L.A. Times Owner Tribune Publishing Picks A New Name

This isn’t a joke. Following its annual shareholder meeting today, the owner of the Los Angeles Times said that on June 20 it will no longer be called Tribune Publishing. The new name is: Tronc Inc. (It uses a lower case “t,” but our style capitalizes proper nouns.)

The company describes itself now as “a content curation and monetization company focused on creating and distributing premium, verified content across all channels.”

As part of the change, its shares will move to Nasdaq from the New York Stock Exchange and trade under the symbol “TRNC.”

The company is “focused on leveraging artificial intelligence and machine learning to improve the user experience and better monetize our world-class content in order to deliver personalized content to our 60 million monthly users and drive value for all of our stakeholders,” Chairman Michael Ferro says. “Our rebranding to tronc represents the manner in which we will pool our technology and content resources to execute on our strategy.”

Also on June 20, Tribune — sorry, Tronc — will introduce a web site that will serve as “a visual content portal that will curate Tronc’s premium content across all of its award-winning brands in one convenient place.”

In addition to the L.A. Times, the company owns the Chicago Tribune, Baltimore Sun, and The Hartford Courant.

Among other things, the company is launching TroncX which it describes as a “curation and monetization engine, to combine existing assets with new artificial intelligence technology to accelerate digital growth.” A 30-day test with 1% of its traffic, boosted the yield on programmatic ad sales by 400%, it says.

It also will partner with its new investor and Vice Chairman, Nant Capital’s Patrick Soon-Shiong, to access “over 100 machine vision and artificial intelligence technology patents for news media applications.”

The company says in an SEC filing that it’s close to completing the licensing deal with Soon-Shiong as well as one to use studio space from one of his subsidiaries.
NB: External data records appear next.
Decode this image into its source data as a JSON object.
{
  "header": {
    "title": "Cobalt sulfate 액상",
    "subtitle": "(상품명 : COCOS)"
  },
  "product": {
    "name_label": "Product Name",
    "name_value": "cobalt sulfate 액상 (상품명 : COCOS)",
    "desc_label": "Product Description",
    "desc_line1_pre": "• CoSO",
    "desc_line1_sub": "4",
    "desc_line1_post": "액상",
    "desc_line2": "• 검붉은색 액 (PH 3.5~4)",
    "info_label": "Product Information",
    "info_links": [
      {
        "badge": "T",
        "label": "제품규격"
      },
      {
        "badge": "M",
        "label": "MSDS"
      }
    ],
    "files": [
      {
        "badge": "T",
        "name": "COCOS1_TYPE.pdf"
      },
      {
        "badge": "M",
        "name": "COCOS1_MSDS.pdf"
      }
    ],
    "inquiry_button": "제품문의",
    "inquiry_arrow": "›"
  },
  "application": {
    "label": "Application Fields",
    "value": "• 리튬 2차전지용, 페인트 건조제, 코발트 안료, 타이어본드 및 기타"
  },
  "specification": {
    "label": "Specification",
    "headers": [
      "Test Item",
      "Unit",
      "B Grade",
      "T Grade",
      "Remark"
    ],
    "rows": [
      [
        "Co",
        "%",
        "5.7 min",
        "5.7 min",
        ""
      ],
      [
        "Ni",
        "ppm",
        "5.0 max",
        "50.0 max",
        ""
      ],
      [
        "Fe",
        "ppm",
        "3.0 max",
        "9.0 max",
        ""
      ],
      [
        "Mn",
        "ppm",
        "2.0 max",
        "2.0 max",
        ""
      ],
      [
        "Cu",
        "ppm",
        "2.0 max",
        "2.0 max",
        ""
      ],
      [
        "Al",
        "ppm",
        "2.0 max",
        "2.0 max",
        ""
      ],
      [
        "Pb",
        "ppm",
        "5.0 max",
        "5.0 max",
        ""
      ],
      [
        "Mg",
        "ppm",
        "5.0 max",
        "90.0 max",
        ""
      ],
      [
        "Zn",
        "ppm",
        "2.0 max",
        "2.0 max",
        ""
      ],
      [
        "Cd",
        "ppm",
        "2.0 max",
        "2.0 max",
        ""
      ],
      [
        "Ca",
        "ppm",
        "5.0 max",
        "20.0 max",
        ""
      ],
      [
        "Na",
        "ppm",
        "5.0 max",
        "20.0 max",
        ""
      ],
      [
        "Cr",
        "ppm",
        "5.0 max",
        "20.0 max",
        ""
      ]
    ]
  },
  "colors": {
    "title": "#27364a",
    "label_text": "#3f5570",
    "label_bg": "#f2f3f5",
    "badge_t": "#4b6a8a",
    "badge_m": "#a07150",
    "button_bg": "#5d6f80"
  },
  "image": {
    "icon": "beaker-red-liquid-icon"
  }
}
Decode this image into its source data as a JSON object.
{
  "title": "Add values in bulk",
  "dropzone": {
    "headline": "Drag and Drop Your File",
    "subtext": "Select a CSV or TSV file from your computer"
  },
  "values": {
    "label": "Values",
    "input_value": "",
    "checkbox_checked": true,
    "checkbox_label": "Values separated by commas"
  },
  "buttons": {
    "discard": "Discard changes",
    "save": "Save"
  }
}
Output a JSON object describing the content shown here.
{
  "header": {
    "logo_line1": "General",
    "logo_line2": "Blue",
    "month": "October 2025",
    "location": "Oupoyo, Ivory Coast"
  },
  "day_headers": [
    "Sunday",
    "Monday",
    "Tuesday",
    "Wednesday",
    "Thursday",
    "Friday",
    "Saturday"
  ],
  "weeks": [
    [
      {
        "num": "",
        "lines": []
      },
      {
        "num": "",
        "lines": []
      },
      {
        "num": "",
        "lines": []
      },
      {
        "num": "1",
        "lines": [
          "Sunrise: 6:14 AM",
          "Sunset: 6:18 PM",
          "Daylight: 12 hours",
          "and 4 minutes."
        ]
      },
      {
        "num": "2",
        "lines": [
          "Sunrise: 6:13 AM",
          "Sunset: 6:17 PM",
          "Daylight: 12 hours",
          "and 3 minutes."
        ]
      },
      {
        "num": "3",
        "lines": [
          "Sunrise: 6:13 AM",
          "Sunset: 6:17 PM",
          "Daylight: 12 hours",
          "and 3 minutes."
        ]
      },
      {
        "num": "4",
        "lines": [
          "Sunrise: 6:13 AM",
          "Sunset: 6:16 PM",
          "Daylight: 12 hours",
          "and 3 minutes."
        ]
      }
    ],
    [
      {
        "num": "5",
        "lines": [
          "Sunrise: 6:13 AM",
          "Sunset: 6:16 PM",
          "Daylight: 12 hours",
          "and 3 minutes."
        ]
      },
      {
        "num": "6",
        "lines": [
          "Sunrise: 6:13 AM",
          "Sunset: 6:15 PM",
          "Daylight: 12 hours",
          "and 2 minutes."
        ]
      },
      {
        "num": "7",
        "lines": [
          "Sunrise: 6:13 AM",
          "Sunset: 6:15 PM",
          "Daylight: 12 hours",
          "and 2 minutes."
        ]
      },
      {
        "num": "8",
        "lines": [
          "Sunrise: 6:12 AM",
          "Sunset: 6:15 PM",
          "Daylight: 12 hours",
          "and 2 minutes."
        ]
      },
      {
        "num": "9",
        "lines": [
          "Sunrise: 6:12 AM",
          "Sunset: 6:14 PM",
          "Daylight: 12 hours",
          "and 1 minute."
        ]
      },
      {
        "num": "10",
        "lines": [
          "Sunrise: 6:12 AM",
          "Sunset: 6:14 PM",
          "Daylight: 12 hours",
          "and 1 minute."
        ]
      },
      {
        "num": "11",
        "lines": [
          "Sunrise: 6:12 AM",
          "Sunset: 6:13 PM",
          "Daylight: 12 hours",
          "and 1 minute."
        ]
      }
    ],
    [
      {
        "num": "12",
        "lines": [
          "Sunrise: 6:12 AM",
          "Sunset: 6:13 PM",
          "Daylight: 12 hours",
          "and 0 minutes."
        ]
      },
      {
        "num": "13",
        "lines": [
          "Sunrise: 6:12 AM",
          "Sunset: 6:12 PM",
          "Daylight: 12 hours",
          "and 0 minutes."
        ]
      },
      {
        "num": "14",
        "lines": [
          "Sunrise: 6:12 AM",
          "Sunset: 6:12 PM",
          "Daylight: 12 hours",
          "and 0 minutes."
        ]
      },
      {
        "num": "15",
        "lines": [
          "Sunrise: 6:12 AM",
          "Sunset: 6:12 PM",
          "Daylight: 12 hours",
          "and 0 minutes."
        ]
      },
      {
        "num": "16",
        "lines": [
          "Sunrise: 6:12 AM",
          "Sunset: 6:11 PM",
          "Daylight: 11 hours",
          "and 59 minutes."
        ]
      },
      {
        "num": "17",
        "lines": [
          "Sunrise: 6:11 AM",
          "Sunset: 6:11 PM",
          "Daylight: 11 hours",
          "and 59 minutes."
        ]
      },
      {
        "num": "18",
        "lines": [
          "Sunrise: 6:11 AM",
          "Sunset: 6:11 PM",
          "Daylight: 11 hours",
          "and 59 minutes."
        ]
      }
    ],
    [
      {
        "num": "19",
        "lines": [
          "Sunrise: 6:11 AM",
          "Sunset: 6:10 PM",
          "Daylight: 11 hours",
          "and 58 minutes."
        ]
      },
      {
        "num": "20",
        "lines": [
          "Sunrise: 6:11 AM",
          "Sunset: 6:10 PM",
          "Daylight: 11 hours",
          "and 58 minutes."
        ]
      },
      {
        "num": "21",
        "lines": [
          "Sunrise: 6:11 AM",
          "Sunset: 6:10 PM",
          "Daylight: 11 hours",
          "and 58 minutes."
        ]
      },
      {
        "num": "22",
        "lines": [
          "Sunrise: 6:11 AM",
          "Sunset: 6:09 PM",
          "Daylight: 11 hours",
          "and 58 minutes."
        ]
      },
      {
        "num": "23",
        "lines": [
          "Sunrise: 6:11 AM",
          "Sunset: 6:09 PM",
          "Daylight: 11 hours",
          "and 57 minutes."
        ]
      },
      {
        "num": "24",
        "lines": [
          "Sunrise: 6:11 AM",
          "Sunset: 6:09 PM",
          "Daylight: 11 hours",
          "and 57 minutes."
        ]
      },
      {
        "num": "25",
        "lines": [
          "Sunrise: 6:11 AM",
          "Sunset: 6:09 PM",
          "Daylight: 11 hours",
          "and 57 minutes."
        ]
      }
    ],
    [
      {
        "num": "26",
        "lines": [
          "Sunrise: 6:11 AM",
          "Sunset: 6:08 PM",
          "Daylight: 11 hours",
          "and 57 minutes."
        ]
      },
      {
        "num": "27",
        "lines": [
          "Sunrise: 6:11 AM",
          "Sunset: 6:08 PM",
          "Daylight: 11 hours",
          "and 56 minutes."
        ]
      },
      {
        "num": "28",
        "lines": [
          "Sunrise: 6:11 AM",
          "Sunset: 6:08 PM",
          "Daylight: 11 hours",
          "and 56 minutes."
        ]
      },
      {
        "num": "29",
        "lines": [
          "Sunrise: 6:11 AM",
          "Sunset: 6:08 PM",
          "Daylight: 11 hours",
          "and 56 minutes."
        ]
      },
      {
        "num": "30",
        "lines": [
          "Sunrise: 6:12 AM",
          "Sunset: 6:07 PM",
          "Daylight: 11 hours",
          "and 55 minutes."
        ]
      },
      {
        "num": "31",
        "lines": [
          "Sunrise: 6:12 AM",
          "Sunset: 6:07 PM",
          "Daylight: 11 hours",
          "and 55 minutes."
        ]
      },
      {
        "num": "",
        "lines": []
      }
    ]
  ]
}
Tribune will offer him 333,333 shares of its stock and let him keep $80 million in revenues from the licenses. After that it will pay his NantWorks a 6% royalty on revenues.

He says that today’s announcements illustrate the company’s eagerness to transform itself and “protect the vital role that free speech plays in our communities. In the wake of significant disruption, it is time to bring the legacy publishing business into the modern era and leverage innovative technology – from machine learning to artificial intelligence – to create long-term sustainability and vitality.”

Gannett said today that it is mulling whether to continue its effort to buy the company still known as Tribune. Shareholders offered a mixed response to the USA Today owner’s campaign urging them to withhold their votes for directors to symbolize their eagerness for a deal.

Gannett offered $864 million, or $15 a share — 99.5% more than Tribune’s trading price before April 25, when Gannett disclosed its initial bid. Tribune closed today at $11.38, down 1.8%.